Secondly, the presence of such centres will help in communication between industry and academia. In particular, personalised medicine requires that NAMs take into account the genetic differences between the Indian populations for which the NAM is being tailored and the populations on which the drug or therapy has already been tested.

Third, researchers will have to deal with regulators and their requirements and navigate the regulatory framework for developing, standardizing, and qualifying organ-on-chip devices. The centers could streamline this process and ensure that chips go from the lab to the production floor without any glitches.

Because these centers will house a dedicated and skilled team of researchers, they can also build a new skill base for the next generation of scientists and engineers and help ensure a steady flow of talent to drive the development of organ-on-a-chip technologies. The centers could even create opportunities for an industry-linked doctoral program to help graduates and postgraduates move seamlessly between academia, research, and industry after completing their education.

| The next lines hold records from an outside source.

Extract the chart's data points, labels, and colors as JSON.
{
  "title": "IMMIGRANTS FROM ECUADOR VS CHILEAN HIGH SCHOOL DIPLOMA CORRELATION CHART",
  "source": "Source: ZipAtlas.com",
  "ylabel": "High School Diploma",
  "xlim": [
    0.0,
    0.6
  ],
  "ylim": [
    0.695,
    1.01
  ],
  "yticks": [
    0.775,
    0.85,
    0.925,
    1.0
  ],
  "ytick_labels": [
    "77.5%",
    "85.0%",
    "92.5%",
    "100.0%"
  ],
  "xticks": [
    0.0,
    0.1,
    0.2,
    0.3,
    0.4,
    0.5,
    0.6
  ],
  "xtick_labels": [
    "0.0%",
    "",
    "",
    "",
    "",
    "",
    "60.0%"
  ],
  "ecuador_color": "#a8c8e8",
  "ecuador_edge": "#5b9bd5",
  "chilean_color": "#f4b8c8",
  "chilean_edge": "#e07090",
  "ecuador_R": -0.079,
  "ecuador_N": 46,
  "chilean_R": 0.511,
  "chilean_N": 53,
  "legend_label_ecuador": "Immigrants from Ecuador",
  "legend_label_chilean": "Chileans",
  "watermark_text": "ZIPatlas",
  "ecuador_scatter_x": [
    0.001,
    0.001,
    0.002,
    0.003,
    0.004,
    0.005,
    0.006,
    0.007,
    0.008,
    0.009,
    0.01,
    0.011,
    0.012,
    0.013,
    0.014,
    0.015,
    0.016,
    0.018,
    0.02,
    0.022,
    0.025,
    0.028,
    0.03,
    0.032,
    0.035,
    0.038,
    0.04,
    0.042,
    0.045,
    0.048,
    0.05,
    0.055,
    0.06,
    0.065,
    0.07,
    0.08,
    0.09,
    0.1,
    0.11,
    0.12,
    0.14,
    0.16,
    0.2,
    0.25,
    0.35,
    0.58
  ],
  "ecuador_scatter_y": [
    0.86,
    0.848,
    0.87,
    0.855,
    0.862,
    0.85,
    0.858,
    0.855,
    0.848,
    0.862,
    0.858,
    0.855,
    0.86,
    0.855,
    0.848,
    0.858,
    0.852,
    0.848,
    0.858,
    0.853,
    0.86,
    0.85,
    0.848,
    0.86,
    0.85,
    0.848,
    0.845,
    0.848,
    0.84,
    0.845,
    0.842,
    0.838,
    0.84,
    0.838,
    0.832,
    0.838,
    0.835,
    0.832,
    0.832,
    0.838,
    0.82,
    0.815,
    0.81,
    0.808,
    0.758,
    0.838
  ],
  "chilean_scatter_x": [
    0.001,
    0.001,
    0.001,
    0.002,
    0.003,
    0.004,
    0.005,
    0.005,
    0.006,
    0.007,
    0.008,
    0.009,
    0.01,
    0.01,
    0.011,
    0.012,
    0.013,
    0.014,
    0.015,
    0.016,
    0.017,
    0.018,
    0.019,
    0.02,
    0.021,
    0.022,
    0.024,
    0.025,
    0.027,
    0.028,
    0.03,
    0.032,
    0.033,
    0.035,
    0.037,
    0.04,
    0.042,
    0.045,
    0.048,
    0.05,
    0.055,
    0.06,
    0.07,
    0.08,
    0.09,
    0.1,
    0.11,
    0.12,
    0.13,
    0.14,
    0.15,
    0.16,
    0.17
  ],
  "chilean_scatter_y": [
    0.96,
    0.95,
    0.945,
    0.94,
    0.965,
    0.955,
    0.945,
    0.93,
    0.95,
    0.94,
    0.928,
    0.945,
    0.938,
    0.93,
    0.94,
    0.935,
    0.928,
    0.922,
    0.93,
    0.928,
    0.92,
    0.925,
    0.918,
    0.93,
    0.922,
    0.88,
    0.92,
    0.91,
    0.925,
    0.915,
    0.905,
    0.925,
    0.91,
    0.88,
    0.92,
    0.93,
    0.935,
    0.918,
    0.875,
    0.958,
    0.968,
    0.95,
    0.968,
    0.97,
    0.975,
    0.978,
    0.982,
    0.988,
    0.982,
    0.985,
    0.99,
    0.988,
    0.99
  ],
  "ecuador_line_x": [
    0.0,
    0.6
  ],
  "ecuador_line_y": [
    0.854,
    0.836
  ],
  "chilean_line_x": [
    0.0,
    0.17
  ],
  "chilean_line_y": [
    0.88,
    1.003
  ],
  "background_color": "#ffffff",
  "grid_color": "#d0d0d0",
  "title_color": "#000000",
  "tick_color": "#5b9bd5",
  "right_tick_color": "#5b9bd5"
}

As medical research advances rapidly, it is important for the Indian government, the business and investment community, and policymakers and regulators to facilitate the establishment of organ-on-chip centres that will improve the healthcare system while also boosting the economy. By supporting these technologies and centres, India could also increase its self-sufficiency in an area of ​​developmental and strategic importance.

Manjeera Gowravaram has a PhD in RNA biochemistry and is a freelance science writer. Viraj Mehta has a PhD in biomedical engineering and supports pharmaceutical companies and CROs in developing NAM or microphysiological assay-based systems for drug discovery and development.